Quali sono stati i fattori e tutte le congiunzioni astrali che hanno fatto sì che nel 2001 potesse nascere un film come Santa Maradona?
In qualche modo è stato un passaggio a vuoto del cinema italiano: io avevo scritto una sceneggiatura, e mi era stato detto che era orribile, e aveva un titolo respingente. E che non sarebbe diventata mai nulla. Dopo molti rifiuti - non conoscevo nessuno nel mondo del cinema e avevo spedito per posta la sceneggiatura a vari produttori che non rispondevano o mi dicevano che la sceneggiatura era un affronto - un produttore, Mikado, mi aveva detto che era interessato perché era stramba. Allora mi hanno detto: "Bisogna trovare un regista". Ho detto che l'avrei fatto io. E non erano d'accordo, perché non avevo mai girato niente. Io ho detto: "O è così o lasciamo perdere". A quel punto mi hanno dato un budget ridottissimo, il minimo immaginabile per fare un film. Il che è un privilegio enorme: un film che non aveva alcun tipo di aspettativa, che secondo loro non avrebbe segnato niente, equivaleva a una pressione abbastanza relativa. Alla fine il film venne prodotto, nel disinteresse più assoluto, e uscì in sordina, in pochissime sale. E fu molto amato, soprattutto nel tempo. Erano forse anni in cui si accettava di produrre un prototipo, strano, slegato da tutto. Dicendo: male che vada, non abbiamo speso niente.
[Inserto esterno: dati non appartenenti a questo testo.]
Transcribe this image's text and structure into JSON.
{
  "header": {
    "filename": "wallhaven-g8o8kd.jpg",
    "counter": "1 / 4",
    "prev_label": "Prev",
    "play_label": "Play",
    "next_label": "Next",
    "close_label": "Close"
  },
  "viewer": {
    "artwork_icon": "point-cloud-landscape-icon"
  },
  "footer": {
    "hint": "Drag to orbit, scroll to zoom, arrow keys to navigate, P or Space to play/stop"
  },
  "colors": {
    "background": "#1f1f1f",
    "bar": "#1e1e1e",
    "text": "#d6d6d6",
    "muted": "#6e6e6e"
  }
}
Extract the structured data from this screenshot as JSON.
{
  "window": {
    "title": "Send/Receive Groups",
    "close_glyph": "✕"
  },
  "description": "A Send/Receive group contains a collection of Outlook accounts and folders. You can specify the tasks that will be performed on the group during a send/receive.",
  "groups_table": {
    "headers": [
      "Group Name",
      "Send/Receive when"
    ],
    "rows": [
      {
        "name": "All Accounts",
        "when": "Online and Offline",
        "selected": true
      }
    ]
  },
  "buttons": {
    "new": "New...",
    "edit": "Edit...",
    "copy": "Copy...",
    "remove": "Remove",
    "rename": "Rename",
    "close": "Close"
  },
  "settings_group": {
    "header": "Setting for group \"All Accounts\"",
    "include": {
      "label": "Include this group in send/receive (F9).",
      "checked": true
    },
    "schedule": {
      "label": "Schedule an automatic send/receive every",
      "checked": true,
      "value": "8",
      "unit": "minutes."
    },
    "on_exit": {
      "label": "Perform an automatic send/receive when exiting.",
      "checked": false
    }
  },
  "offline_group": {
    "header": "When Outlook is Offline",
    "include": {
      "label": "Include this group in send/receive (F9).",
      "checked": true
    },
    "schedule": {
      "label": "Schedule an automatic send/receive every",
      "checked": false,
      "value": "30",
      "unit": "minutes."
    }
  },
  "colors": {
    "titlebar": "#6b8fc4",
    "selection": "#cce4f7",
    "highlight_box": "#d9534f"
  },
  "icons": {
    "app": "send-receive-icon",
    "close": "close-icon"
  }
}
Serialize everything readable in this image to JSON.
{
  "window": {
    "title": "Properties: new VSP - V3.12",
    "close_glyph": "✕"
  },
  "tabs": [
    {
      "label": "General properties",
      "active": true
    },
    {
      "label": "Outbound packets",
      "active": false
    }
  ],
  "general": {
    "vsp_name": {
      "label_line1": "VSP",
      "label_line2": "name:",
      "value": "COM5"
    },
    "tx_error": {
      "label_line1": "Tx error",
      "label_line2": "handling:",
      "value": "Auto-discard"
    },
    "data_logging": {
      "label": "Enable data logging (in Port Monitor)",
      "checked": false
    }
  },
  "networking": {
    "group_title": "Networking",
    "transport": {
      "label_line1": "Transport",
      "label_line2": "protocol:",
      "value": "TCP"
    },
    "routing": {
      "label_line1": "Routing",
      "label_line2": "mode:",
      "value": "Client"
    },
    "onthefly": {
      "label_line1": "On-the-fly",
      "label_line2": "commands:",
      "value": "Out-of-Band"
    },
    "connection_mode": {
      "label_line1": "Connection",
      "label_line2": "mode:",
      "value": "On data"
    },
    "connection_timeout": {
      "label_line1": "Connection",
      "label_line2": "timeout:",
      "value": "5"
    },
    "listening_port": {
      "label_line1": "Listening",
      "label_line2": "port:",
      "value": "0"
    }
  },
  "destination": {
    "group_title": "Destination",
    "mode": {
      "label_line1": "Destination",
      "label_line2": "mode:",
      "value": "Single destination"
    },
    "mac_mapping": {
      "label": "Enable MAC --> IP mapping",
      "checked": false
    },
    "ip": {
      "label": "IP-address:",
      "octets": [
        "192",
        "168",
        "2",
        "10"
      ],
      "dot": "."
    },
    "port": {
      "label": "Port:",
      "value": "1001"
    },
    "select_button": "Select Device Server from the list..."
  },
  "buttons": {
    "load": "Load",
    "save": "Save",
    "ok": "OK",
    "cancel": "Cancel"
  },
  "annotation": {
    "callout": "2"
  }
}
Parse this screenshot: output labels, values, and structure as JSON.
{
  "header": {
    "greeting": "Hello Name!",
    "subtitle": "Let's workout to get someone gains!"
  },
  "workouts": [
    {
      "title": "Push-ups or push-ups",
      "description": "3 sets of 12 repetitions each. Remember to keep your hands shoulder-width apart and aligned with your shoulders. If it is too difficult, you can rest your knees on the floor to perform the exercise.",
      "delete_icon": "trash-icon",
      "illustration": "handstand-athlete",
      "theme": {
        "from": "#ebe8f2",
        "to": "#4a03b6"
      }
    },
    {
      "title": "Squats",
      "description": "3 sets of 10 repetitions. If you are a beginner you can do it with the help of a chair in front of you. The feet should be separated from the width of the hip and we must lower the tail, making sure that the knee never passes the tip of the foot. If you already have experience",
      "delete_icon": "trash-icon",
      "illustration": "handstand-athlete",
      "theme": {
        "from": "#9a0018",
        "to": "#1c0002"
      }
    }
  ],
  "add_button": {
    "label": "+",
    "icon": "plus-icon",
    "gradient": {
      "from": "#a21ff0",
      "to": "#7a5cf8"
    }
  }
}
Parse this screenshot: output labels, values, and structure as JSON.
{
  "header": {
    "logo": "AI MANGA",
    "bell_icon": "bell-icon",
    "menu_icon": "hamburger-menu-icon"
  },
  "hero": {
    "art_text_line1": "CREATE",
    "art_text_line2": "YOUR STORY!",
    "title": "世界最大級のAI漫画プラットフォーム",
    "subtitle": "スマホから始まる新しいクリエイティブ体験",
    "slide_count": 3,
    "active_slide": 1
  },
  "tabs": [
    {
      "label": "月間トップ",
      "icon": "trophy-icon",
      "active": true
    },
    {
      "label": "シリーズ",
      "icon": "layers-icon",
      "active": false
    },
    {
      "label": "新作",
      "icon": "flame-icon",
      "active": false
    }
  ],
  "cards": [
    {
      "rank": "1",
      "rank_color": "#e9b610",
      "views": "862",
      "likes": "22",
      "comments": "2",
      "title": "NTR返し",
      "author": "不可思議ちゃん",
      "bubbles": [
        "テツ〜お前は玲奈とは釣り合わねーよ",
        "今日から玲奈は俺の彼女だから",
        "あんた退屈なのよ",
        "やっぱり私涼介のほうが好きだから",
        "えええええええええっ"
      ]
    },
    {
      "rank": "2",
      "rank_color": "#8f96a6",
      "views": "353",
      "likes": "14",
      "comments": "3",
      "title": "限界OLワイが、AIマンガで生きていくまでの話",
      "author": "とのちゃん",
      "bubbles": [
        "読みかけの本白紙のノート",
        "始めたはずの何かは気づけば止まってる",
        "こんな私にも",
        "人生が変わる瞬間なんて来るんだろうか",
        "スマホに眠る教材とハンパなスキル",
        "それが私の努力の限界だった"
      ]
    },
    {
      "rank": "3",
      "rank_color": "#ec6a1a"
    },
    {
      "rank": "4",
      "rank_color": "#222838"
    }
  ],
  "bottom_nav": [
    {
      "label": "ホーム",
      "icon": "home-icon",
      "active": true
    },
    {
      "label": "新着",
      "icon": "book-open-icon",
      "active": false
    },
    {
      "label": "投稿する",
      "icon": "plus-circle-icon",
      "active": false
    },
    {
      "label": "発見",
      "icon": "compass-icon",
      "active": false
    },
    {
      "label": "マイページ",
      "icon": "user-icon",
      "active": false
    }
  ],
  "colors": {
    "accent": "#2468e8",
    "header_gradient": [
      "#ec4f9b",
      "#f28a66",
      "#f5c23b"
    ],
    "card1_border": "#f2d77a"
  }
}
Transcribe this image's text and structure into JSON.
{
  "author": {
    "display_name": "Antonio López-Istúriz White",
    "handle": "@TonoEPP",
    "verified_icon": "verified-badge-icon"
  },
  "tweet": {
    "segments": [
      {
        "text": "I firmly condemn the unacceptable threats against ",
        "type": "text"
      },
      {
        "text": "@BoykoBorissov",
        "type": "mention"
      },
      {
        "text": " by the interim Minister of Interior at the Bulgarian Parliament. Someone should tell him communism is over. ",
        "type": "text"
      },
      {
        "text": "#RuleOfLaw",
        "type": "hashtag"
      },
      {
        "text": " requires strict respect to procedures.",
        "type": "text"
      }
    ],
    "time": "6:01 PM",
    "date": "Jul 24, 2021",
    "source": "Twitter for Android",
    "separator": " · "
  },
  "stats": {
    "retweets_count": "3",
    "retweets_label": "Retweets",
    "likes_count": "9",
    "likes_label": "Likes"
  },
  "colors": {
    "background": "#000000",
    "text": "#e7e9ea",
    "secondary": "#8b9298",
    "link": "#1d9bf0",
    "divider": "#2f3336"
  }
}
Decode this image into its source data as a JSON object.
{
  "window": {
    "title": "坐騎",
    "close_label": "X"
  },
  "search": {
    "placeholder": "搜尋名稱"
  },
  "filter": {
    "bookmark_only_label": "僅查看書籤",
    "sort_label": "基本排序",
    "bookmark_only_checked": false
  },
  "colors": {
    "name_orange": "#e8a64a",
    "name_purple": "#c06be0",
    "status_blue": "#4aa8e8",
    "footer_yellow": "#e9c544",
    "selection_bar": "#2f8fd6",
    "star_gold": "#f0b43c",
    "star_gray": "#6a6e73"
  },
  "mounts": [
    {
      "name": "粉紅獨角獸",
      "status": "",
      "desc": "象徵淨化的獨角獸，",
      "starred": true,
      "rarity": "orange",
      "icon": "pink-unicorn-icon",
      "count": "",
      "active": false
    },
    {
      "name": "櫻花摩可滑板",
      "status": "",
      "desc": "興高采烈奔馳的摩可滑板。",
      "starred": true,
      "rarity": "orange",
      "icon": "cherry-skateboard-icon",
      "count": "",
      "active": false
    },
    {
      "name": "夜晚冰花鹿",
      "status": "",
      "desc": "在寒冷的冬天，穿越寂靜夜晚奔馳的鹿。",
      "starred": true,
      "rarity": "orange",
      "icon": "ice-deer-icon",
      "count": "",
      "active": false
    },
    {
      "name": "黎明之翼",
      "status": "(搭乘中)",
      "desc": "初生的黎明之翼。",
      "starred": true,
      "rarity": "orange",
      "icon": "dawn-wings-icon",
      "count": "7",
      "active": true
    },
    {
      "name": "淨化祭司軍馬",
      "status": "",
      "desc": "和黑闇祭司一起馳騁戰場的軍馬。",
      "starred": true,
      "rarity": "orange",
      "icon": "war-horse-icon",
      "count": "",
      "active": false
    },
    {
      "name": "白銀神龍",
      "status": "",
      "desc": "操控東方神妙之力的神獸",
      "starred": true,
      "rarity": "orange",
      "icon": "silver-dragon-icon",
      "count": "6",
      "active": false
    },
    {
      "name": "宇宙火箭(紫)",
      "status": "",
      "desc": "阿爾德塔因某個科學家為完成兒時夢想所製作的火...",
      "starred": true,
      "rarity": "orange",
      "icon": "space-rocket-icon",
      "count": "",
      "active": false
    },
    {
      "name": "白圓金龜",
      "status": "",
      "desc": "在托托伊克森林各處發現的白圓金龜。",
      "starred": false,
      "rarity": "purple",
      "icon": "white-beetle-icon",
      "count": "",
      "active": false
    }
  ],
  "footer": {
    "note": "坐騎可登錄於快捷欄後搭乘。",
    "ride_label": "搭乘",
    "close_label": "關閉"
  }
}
Fino a quel momento, in Italia, nessuno aveva pensato di fare un cinema in cui si parlasse come nella vita reale, tra amici...
Raccontavo una generazione che conoscevo, che era la mia. Una cosa che mi ha colpito molto è che, tre settimane fa, la Film Commission di Torino ha fatto una proiezione di Santa Maradona: mi immaginavo che non interessasse a nessuno, e invece la sala era strapiena, con la gente in piedi. E, prima delle battute, il pubblico le diceva, le sapeva a memoria. È come The Rocky Horror Picture Show! Ero fuori di me. E ho chiesto: chi di voi ha visto il film al cinema? Nessuno. Il novanta per cento delle persone lo aveva scaricato. Ed è incredibile come oltre 15 anni dopo questo film abbia ancora una sua vitalità. Santa Maradona è stato un bug del Sistema, non era il Sistema...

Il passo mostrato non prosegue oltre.